Quelle consommation de glucides est recommandée pendant la grossesse ?
Pendant la grossesse, les Apports nutritionnels de référence établis par l'Institut de médecine recommandent un minimum de 175 grammes de glucides par jour, contre 130 grammes pour les adultes non enceintes. Ce minimum plus élevé garantit un apport adéquat de glucose au fœtus en développement et au placenta, et soutient les besoins énergétiques accrus de la grossesse. Pendant l'allaitement, la recommandation passe à 210 grammes par jour pour soutenir la production de lait. Les femmes souffrant de diabète gestationnel travaillent avec leur équipe de soins de santé pour établir des objectifs de glucides plus stricts, généralement de 175 à 250 grammes par jour répartis sur trois repas et deux à trois collations pour minimiser les pics de glycémie. Si vous êtes enceinte ou allaitez, consultez toujours votre obstétricien ou un diététicien agréé avant d'ajuster votre consommation de glucides en fonction d'un calculateur en ligne.
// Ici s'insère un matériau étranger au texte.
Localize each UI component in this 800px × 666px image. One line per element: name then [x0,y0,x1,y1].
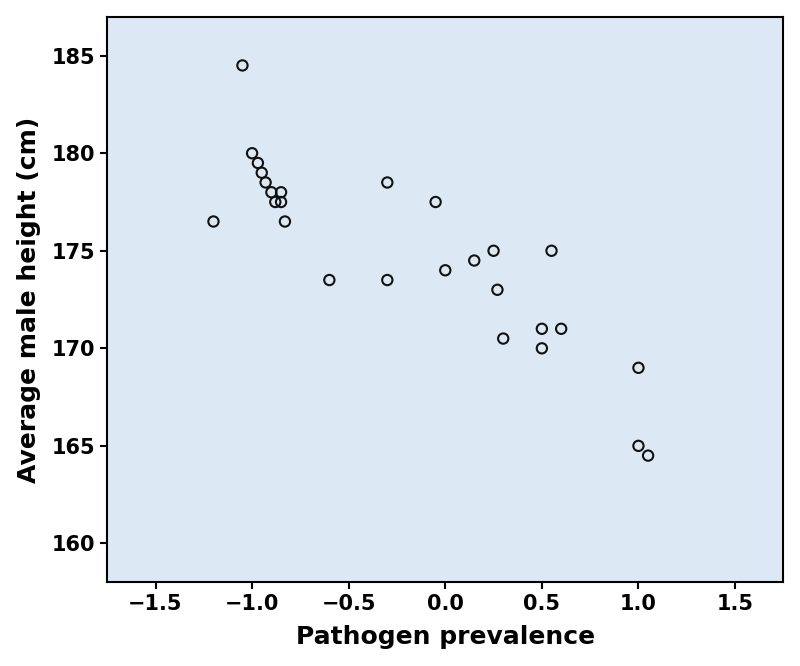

Combien de glucides les athlètes ont-ils besoin par rapport aux personnes sédentaires ?
Les besoins en glucides varient considérablement en fonction de l'intensité et du volume de l'entraînement. Les individus sédentaires ont besoin d'environ 3-5 grammes de glucides par kilogramme de poids corporel par jour. Les personnes qui s'exercent légèrement (30-60 minutes la plupart des jours) ont besoin de 5-7 grammes par kilogramme. Les athlètes d'endurance s'entraînant 1-3 heures par jour à une intensité modérée à élevée nécessitent 6-10 grammes par kilogramme. Les athlètes d'ultra-endurance s'entraînant plus de 4 heures par jour peuvent avoir besoin de 8-12 grammes par kilogramme. Cela est significativement plus élevé que les calculs basés sur des pourcentages standard car les athlètes brûlent beaucoup plus de glycogène. Par exemple, un coureur de 70 kg s'entraînant 2 heures par jour a besoin d'environ 420-700 grammes de glucides par jour — des valeurs qui semblent extrêmes dans des plans diététiques standard mais qui sont appropriées pour leurs besoins énergétiques. Ce calculateur montre la plage des directives athlétiques lorsque vous sélectionnez un niveau très actif ou extra actif.